February—Barely Winter

Call it seasonal depression,

Or regular depression, or anxiety, or a lack of vitamin D and seratonin, 

Or whatever you want to call it—

I tend to feel kind of down in the winter.


So as December came, I looked out for the signs.

But it was Christmas—and most of December 

Is barely winter anyway. 


And in January, I looked out for the signs.

But I was busy settling into the new year.

And setting goals and finding a planner.

And besides, 

It was barely winter anyway.


Now it’s mid-February.

There’s still ice on the ground from an ice storm a week ago.

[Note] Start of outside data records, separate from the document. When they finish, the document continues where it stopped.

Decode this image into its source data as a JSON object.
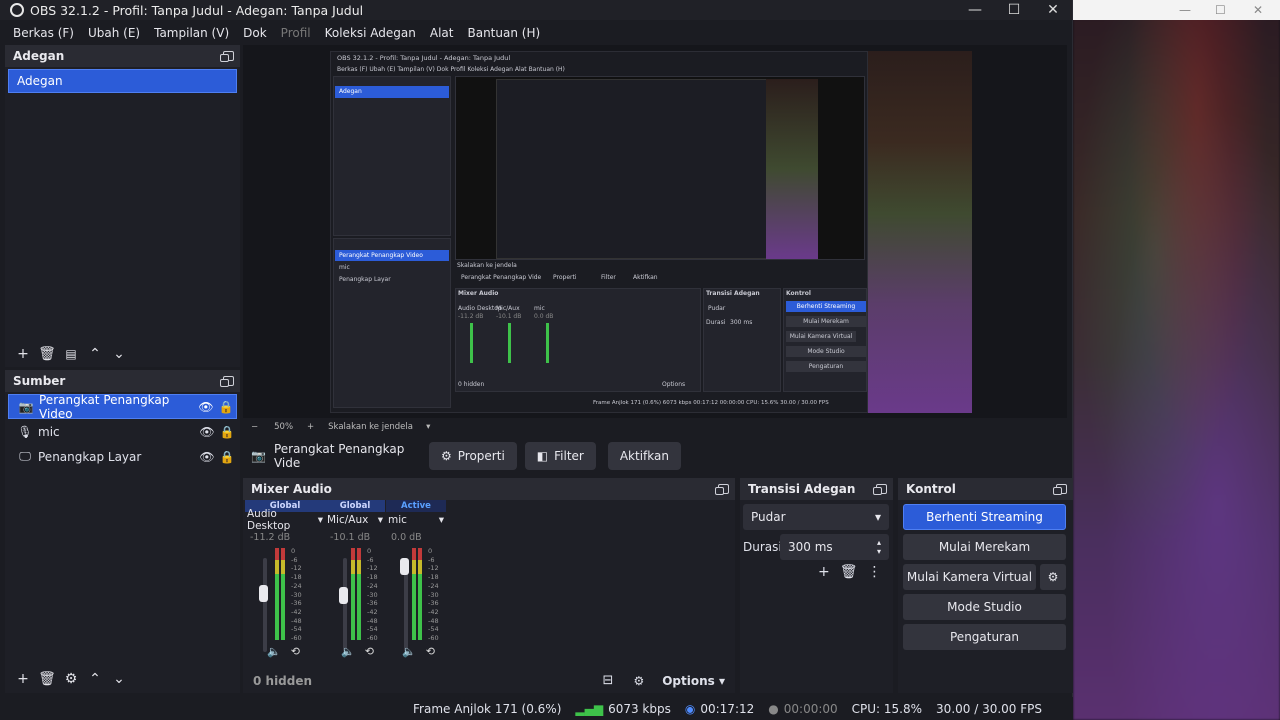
{
  "window": {
    "title": "OBS 32.1.2 - Profil: Tanpa Judul - Adegan: Tanpa Judul",
    "minimize": "—",
    "maximize": "☐",
    "close": "✕"
  },
  "menu": [
    "Berkas (F)",
    "Ubah (E)",
    "Tampilan (V)",
    "Dok",
    "Profil",
    "Koleksi Adegan",
    "Alat",
    "Bantuan (H)"
  ],
  "scenes": {
    "title": "Adegan",
    "items": [
      "Adegan"
    ]
  },
  "sources": {
    "title": "Sumber",
    "items": [
      {
        "label": "Perangkat Penangkap Video",
        "icon": "camera-icon",
        "selected": true
      },
      {
        "label": "mic",
        "icon": "microphone-icon",
        "selected": false
      },
      {
        "label": "Penangkap Layar",
        "icon": "monitor-icon",
        "selected": false
      }
    ]
  },
  "preview": {
    "zoom": "50%",
    "scale_mode": "Skalakan ke jendela",
    "zoom_minus": "−",
    "zoom_plus": "+"
  },
  "context": {
    "source_name": "Perangkat Penangkap Vide",
    "properties": "Properti",
    "filters": "Filter",
    "activate": "Aktifkan"
  },
  "mixer": {
    "title": "Mixer Audio",
    "channels": [
      {
        "tag": "Global",
        "name": "Audio Desktop",
        "db": "-11.2 dB",
        "level": 0.66
      },
      {
        "tag": "Global",
        "name": "Mic/Aux",
        "db": "-10.1 dB",
        "level": 0.64
      },
      {
        "tag": "Active",
        "name": "mic",
        "db": "0.0 dB",
        "level": 1.0
      }
    ],
    "ticks": [
      "0",
      "-6",
      "-12",
      "-18",
      "-24",
      "-30",
      "-36",
      "-42",
      "-48",
      "-54",
      "-60"
    ],
    "hidden": "0 hidden",
    "options": "Options"
  },
  "transition": {
    "title": "Transisi Adegan",
    "type": "Pudar",
    "duration_label": "Durasi",
    "duration": "300 ms"
  },
  "controls": {
    "title": "Kontrol",
    "stop_streaming": "Berhenti Streaming",
    "start_recording": "Mulai Merekam",
    "start_virtual_cam": "Mulai Kamera Virtual",
    "studio_mode": "Mode Studio",
    "settings": "Pengaturan"
  },
  "status": {
    "dropped_frames": "Frame Anjlok 171 (0.6%)",
    "bitrate": "6073 kbps",
    "stream_time": "00:17:12",
    "record_time": "00:00:00",
    "cpu": "CPU: 15.8%",
    "fps": "30.00 / 30.00 FPS"
  },
  "colors": {
    "accent": "#2c5cd8",
    "meter_green": "#3ec24a",
    "meter_yellow": "#c6b92a",
    "meter_red": "#c23a3a"
  },
  "nested": {
    "title": "OBS 32.1.2 - Profil: Tanpa Judul - Adegan: Tanpa Judul",
    "menu": "Berkas (F)   Ubah (E)   Tampilan (V)   Dok   Profil   Koleksi Adegan   Alat   Bantuan (H)",
    "scene_item": "Adegan",
    "src1": "Perangkat Penangkap Video",
    "src2": "mic",
    "src3": "Penangkap Layar",
    "ctx": "Perangkat Penangkap Vide",
    "props": "Properti",
    "filter": "Filter",
    "activate": "Aktifkan",
    "mixer": "Mixer Audio",
    "trans": "Transisi Adegan",
    "ctrl": "Kontrol",
    "b1": "Berhenti Streaming",
    "b2": "Mulai Merekam",
    "b3": "Mulai Kamera Virtual",
    "b4": "Mode Studio",
    "b5": "Pengaturan",
    "pudar": "Pudar",
    "durasi": "Durasi",
    "ms": "300 ms",
    "hidden": "0 hidden",
    "options": "Options",
    "status": "Frame Anjlok 171 (0.6%)   6073 kbps   00:17:12   00:00:00   CPU: 15.6%   30.00 / 30.00 FPS",
    "zoom": "Skalakan ke jendela",
    "audio": "Audio Desktop",
    "micaux": "Mic/Aux",
    "mic": "mic",
    "db1": "-11.2 dB",
    "db2": "-10.1 dB",
    "db3": "0.0 dB"
  }
}
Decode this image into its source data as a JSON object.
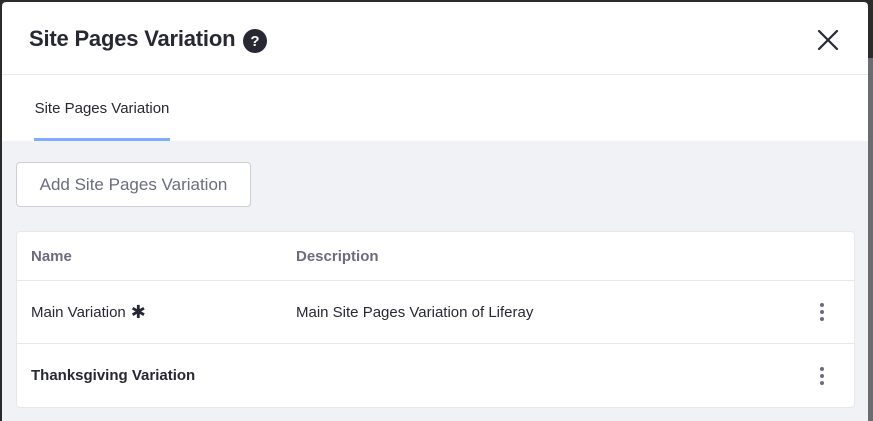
{
  "modal": {
    "title": "Site Pages Variation",
    "help_icon": "?",
    "close_icon": "close-icon"
  },
  "tabs": [
    {
      "label": "Site Pages Variation",
      "active": true
    }
  ],
  "toolbar": {
    "add_label": "Add Site Pages Variation"
  },
  "table": {
    "columns": [
      "Name",
      "Description"
    ],
    "rows": [
      {
        "name": "Main Variation",
        "required_marker": "✱",
        "description": "Main Site Pages Variation of Liferay"
      },
      {
        "name": "Thanksgiving Variation",
        "description": ""
      }
    ]
  },
  "colors": {
    "title": "#272833",
    "secondary": "#6b6c7e",
    "tab_underline": "#80acff",
    "content_bg": "#f1f2f5"
  }
}
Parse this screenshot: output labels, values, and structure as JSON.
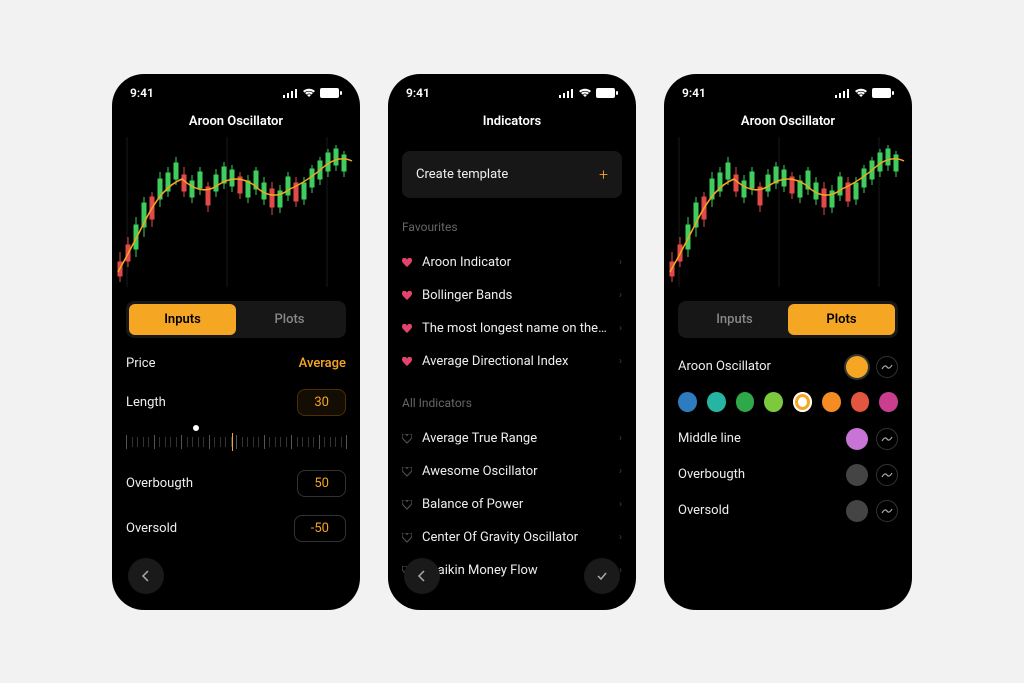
{
  "statusbar": {
    "time": "9:41"
  },
  "screen1": {
    "title": "Aroon Oscillator",
    "tabs": {
      "inputs": "Inputs",
      "plots": "Plots"
    },
    "price_label": "Price",
    "price_value": "Average",
    "length_label": "Length",
    "length_value": "30",
    "overbought_label": "Overbougth",
    "overbought_value": "50",
    "oversold_label": "Oversold",
    "oversold_value": "-50"
  },
  "screen2": {
    "title": "Indicators",
    "create_label": "Create template",
    "favourites_header": "Favourites",
    "favourites": [
      {
        "label": "Aroon Indicator"
      },
      {
        "label": "Bollinger Bands"
      },
      {
        "label": "The most longest name on the pla…"
      },
      {
        "label": "Average Directional Index"
      }
    ],
    "all_header": "All Indicators",
    "all": [
      {
        "label": "Average True Range"
      },
      {
        "label": "Awesome Oscillator"
      },
      {
        "label": "Balance of Power"
      },
      {
        "label": "Center Of Gravity Oscillator"
      },
      {
        "label": "Chaikin Money Flow"
      }
    ]
  },
  "screen3": {
    "title": "Aroon Oscillator",
    "tabs": {
      "inputs": "Inputs",
      "plots": "Plots"
    },
    "rows": [
      {
        "label": "Aroon Oscillator",
        "color": "#f5a623",
        "selected": true
      },
      {
        "label": "Middle line",
        "color": "#c774d6"
      },
      {
        "label": "Overbougth",
        "color": "#444"
      },
      {
        "label": "Oversold",
        "color": "#444"
      }
    ],
    "palette": [
      "#2f7bbf",
      "#26b5a3",
      "#2fa84a",
      "#7cc93e",
      "#f5a623",
      "#f58b23",
      "#e2553f",
      "#c93e8e"
    ],
    "palette_selected_index": 4
  },
  "colors": {
    "candle_up": "#3fce5e",
    "candle_down": "#e24a4a",
    "line": "#f5a623"
  }
}
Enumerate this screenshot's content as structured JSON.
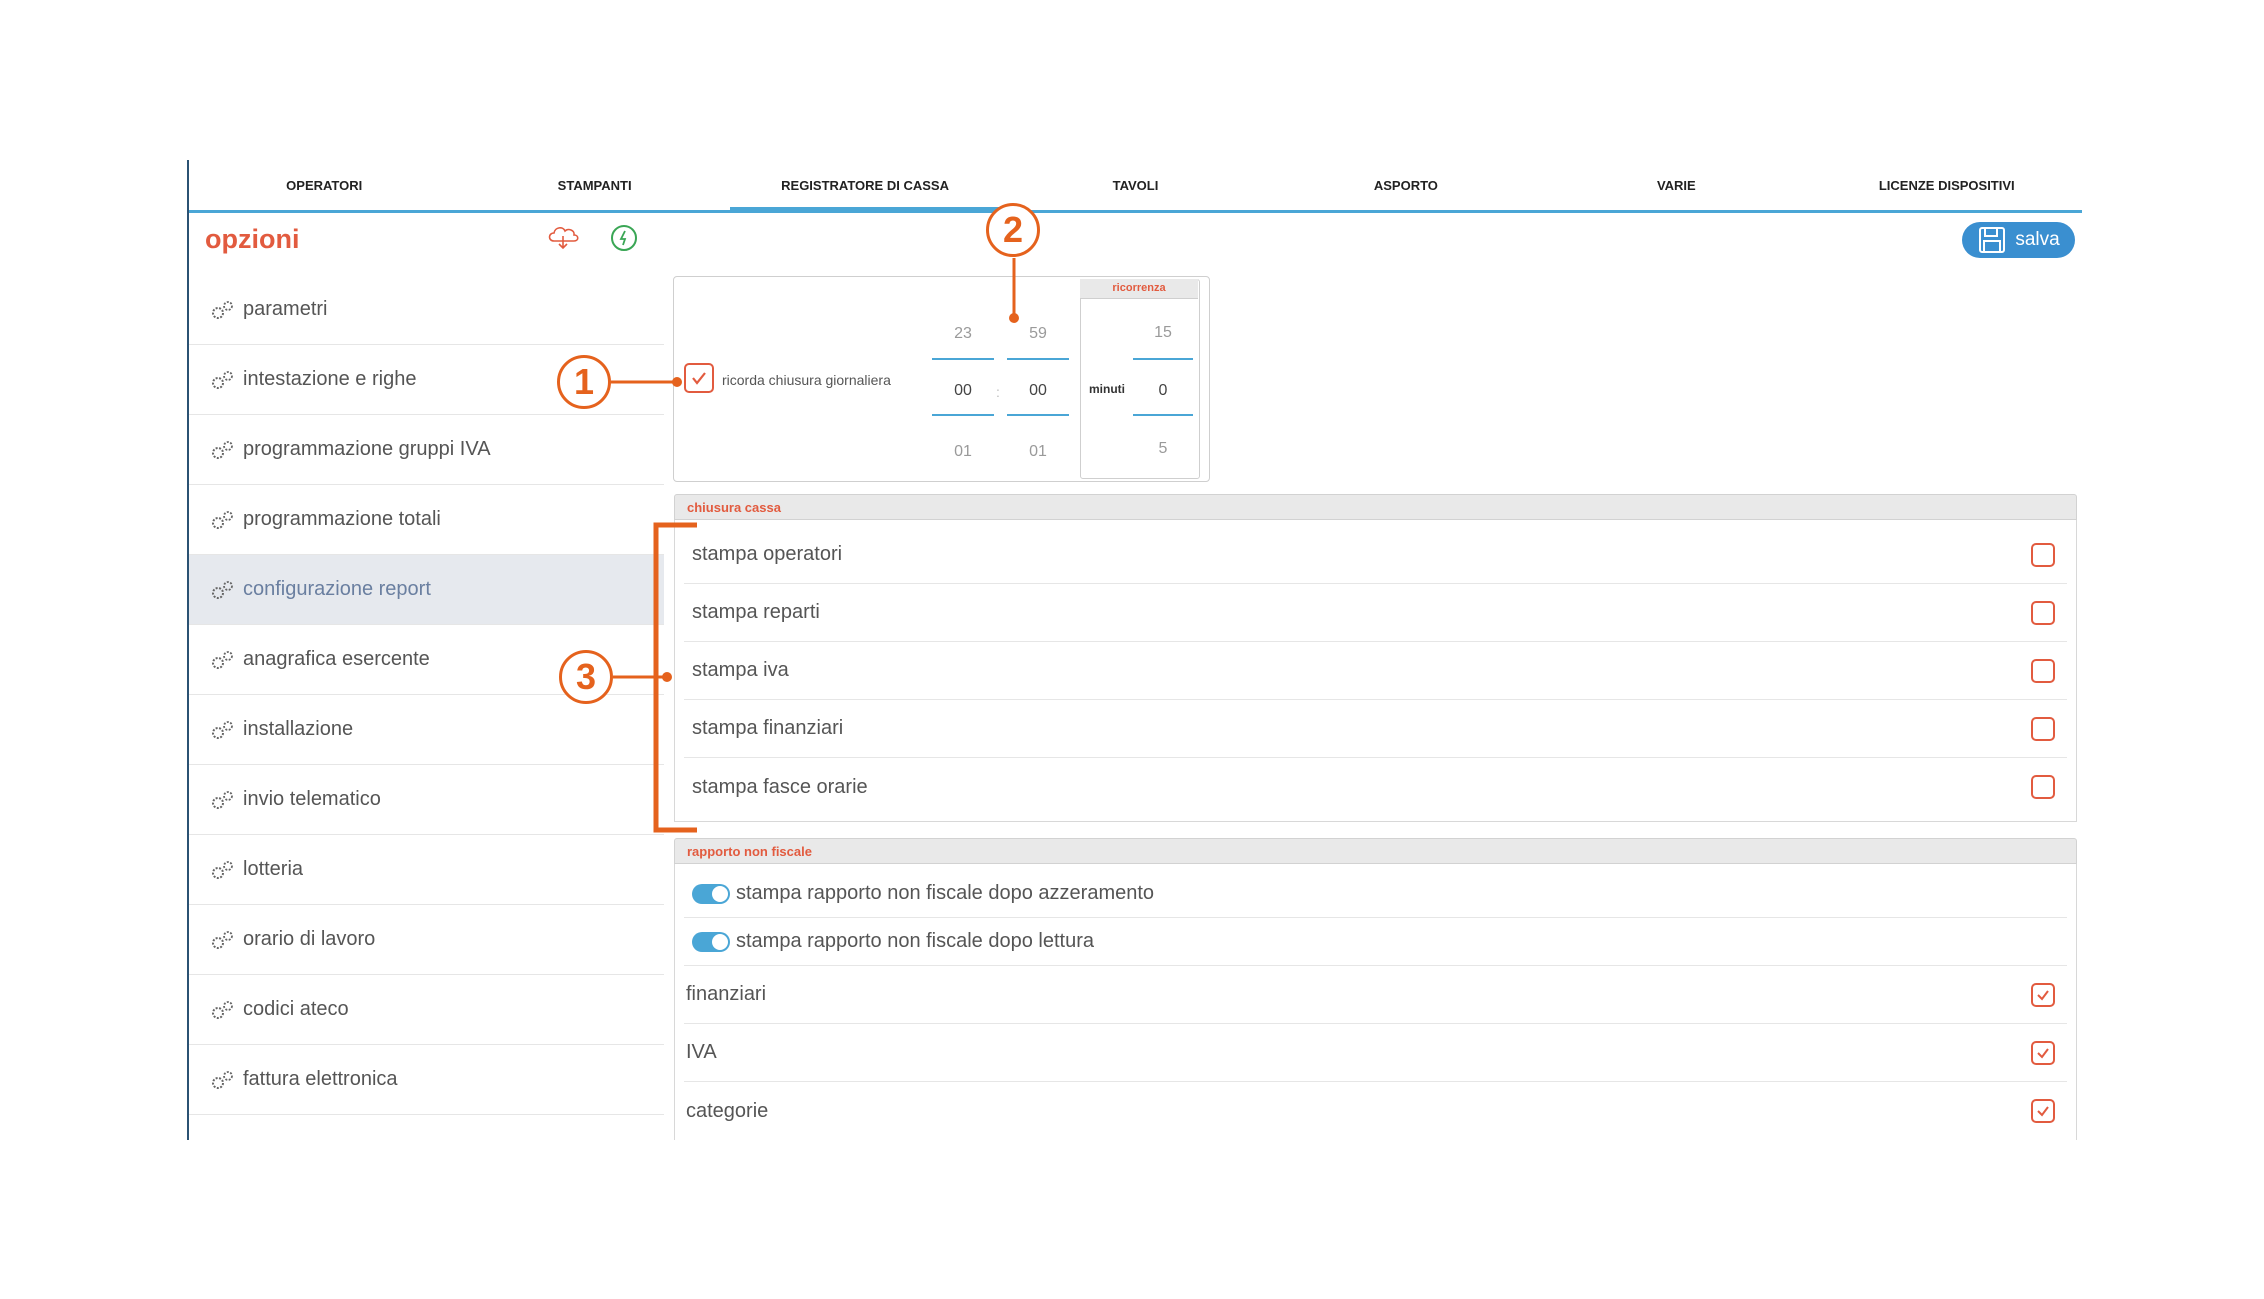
{
  "tabs": [
    {
      "label": "OPERATORI"
    },
    {
      "label": "STAMPANTI"
    },
    {
      "label": "REGISTRATORE DI CASSA"
    },
    {
      "label": "TAVOLI"
    },
    {
      "label": "ASPORTO"
    },
    {
      "label": "VARIE"
    },
    {
      "label": "LICENZE DISPOSITIVI"
    }
  ],
  "active_tab": "REGISTRATORE DI CASSA",
  "header": {
    "title": "opzioni",
    "save_label": "salva"
  },
  "sidebar": {
    "selected": "configurazione report",
    "items": [
      {
        "label": "parametri"
      },
      {
        "label": "intestazione e righe"
      },
      {
        "label": "programmazione gruppi IVA"
      },
      {
        "label": "programmazione totali"
      },
      {
        "label": "configurazione report"
      },
      {
        "label": "anagrafica esercente"
      },
      {
        "label": "installazione"
      },
      {
        "label": "invio telematico"
      },
      {
        "label": "lotteria"
      },
      {
        "label": "orario di lavoro"
      },
      {
        "label": "codici ateco"
      },
      {
        "label": "fattura elettronica"
      }
    ]
  },
  "daily_close": {
    "checkbox_label": "ricorda chiusura giornaliera",
    "checked": true,
    "hours": {
      "prev": "23",
      "value": "00",
      "next": "01"
    },
    "minutes": {
      "prev": "59",
      "value": "00",
      "next": "01"
    },
    "separator": ":",
    "recurrence": {
      "title": "ricorrenza",
      "unit_label": "minuti",
      "prev": "15",
      "value": "0",
      "next": "5"
    }
  },
  "chiusura_cassa": {
    "title": "chiusura cassa",
    "rows": [
      {
        "label": "stampa operatori",
        "checked": false
      },
      {
        "label": "stampa reparti",
        "checked": false
      },
      {
        "label": "stampa iva",
        "checked": false
      },
      {
        "label": "stampa finanziari",
        "checked": false
      },
      {
        "label": "stampa fasce orarie",
        "checked": false
      }
    ]
  },
  "rapporto_non_fiscale": {
    "title": "rapporto non fiscale",
    "toggles": [
      {
        "label": "stampa rapporto non fiscale dopo azzeramento",
        "on": true
      },
      {
        "label": "stampa rapporto non fiscale dopo lettura",
        "on": true
      }
    ],
    "rows": [
      {
        "label": "finanziari",
        "checked": true
      },
      {
        "label": "IVA",
        "checked": true
      },
      {
        "label": "categorie",
        "checked": true
      }
    ]
  },
  "annotations": [
    "1",
    "2",
    "3"
  ],
  "colors": {
    "accent": "#e25b3f",
    "blue": "#4aa6d6",
    "annotation": "#e5621d",
    "save_button": "#3a8fd0"
  }
}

But it’s mostly thawed now

And there is water everywhere

As patches of ground, one by one, 

Begin to light up their no vacancy signs,

And the melted ice has nowhere to go 

In that over-saturated ground.


Sam asks when it will snow again

and I tell him I don’t know.

I tell him this might be the last snow of winter.

That the weather may just get warmer and warmer.


And calling it the last snow of winter makes me realize that winter has been here.

It’s not “barely winter” anymore.

Maybe it is, but the other way now. 

Winter is almost over. 


And I think about that seasonal depression again.

I stopped looking for the warning signs. 

I was playing in the snow and ice

And planning

And celebrating

And I ignored the signs of winter 

Going on all around me,

Until it began to thaw

And the ground became over-saturated,

And puddles of water appeared

And now they currently have nowhere to go.


So I let them soak more and more into the ground,

Until it’s completely muddy,

And you can’t take a step outside 

Without tracking it all in and making a mess.


Because there will be a day soon 

When the ground will bear fruit 

From taking in all that melted snow.